Kann mir jemand sagen, wo dieses Verbot stehen soll.
Gruß
Dietmar


----------



## Dr Dau (24. November 2011)

Hallo!

Der Doppelpunkt am Ende ist zu viel.
Dann klappt es auch mit dem Validator:


			
				w3.org hat gesagt.:
			
		

> Result:	120 Errors



Gruss Dr Dau


----------



## jdgf (24. November 2011)

Erst mal Danke für deine Hilfe. Nur es klappt noch nicht.



Dr Dau hat gesagt.:


> Der Doppelpunkt am Ende ist zu viel.


 
Meinst du den Doppelpunkt am Ende der URL "de/:"? Ich habe hier

http://validator.w3.org/

http://www.kolping-hohenfels.de/ eingegeben und danach erhalte ich die Meldung


> Sorry! This document can not be checked.
> 
> Error
> 
> ...


Der Doppelpunkt kommt m.E. von der Antwort:

Im Quellcode habe ich die Zeilen ab Zeile 1400 nach einem Doppelpunkt überprüft.
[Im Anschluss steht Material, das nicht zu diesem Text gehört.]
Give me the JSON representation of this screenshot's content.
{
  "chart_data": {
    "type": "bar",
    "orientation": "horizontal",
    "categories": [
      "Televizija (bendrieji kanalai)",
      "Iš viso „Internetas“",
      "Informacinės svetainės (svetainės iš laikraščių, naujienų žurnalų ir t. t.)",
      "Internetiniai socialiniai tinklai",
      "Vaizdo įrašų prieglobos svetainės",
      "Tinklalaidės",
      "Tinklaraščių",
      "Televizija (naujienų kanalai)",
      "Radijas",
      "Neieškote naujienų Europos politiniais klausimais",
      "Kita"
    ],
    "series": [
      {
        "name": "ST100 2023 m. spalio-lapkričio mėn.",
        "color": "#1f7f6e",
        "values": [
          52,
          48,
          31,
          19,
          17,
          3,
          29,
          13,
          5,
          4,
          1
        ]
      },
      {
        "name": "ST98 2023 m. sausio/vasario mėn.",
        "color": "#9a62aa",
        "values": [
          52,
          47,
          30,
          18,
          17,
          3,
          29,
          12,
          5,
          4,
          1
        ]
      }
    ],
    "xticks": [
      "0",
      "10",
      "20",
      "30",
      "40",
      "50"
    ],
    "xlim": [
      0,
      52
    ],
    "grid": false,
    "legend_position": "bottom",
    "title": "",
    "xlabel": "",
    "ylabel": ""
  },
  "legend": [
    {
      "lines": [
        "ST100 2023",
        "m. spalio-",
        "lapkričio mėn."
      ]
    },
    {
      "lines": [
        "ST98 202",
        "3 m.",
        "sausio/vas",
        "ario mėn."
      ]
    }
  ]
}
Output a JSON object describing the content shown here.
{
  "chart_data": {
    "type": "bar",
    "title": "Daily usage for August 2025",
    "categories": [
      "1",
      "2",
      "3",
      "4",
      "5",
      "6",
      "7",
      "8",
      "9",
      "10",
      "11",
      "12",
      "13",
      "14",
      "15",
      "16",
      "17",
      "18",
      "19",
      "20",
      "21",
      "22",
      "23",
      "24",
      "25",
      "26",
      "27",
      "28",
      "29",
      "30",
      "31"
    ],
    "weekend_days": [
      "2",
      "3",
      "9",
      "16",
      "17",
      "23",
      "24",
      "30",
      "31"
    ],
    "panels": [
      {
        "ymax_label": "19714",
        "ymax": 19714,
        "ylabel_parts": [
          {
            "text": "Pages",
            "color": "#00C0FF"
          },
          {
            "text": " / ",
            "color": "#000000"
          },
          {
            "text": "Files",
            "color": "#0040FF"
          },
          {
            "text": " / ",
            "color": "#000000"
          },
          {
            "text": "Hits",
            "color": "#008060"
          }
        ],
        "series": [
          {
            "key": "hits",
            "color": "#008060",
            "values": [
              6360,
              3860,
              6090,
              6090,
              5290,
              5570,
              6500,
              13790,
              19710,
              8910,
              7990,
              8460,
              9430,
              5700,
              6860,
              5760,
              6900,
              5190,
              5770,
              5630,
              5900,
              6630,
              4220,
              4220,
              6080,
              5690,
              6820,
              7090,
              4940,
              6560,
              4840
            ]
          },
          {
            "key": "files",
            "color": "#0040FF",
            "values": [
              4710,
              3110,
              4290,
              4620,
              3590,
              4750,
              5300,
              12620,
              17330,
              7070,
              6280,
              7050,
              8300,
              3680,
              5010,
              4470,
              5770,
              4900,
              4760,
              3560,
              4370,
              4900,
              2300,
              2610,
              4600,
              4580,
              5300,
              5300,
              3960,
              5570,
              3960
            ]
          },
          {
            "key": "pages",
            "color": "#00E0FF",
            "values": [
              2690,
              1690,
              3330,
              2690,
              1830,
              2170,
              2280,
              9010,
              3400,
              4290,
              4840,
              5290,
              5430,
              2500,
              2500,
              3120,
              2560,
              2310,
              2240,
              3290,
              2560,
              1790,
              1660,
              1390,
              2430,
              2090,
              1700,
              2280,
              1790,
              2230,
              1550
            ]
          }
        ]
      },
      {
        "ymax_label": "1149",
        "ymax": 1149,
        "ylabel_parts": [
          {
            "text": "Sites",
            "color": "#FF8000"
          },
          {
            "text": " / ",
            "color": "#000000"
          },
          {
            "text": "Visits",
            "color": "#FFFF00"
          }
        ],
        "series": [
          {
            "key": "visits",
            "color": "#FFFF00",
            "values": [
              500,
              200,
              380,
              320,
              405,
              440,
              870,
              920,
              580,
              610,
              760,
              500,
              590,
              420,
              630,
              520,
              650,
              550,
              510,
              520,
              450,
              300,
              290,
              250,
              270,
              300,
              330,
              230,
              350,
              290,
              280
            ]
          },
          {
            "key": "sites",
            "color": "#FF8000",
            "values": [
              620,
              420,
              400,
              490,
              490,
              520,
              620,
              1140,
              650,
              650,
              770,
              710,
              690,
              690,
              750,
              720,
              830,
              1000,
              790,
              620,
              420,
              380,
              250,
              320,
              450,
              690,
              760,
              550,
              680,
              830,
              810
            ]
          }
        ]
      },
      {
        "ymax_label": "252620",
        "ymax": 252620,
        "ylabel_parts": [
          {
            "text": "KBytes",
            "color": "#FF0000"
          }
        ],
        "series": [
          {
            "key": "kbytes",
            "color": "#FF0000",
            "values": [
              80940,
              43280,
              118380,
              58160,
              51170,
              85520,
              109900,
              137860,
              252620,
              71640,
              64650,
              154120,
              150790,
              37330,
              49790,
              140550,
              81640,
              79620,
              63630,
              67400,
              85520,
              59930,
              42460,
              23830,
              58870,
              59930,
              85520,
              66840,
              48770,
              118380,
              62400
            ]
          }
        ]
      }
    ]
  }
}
Lediglich in Zeile 1448


> <script type="text/javascript">
> var pkBaseURL = (("https:" == document.location.protocol) ? "https://www.kolping-hohenfels.de/piwik/" : "http://www.kolping-hohenfels.de/piwik/");


 fiel mir der Doppelpunkt auf; allerdings ist es javascript, das ich nicht kenne.

In der zum Template gehörenden index.php steht am Ende kein Doppelpunkt.


----------



## Dr Dau (24. November 2011)

jdgf hat gesagt.:


> Meinst du den Doppelpunkt am Ende der URL "de/:"?


Ja, genau den meinte ich. 

Komisch, bei mir funktioniert der Validator (wie oben im Zitat schon erwähnt ).
Was sagt denn dieser Link (funktioniert bei mir ebenfalls):
http://validator.w3.org/check?uri=h...(detect+automatically)&doctype=Inline&group=0


----------



## jdgf (24. November 2011)

Es funktioniert nicht so richtig, wie ich es von früher gewohnt bin. Ich habe mit deiner Url validiert und es wurde anscheindend eine andere Seite überprüft -> http://validator.w3.org/check?uri=h...=utf-8&doctype=XHTML+1.0+Transitional&ss=1&ou
mit dem Text


> Obviously your access to this site has been suspended by mistake.


 <-- diese Fehlermeldungsseite wurde validiert (hatte 12 errors).


----------



## Dr Dau (24. November 2011)

w3.org hat gesagt.:
			
		

> Sorry! This document can not be checked.
> 
> 
> I got the following unexpected response when trying to retrieve <http://www.kolping-hohenfels.de/>:
> ...


Und im nächsten Augenblick funktionert es dann doch.
Irgendwo scheint also Dein Server zu "klemmen".

Wird schon der Aufruf der Startseite per RewriteRule umgeschrieben?
Wenn Ja, dann würde ich dort den Fehler vermuten.


----------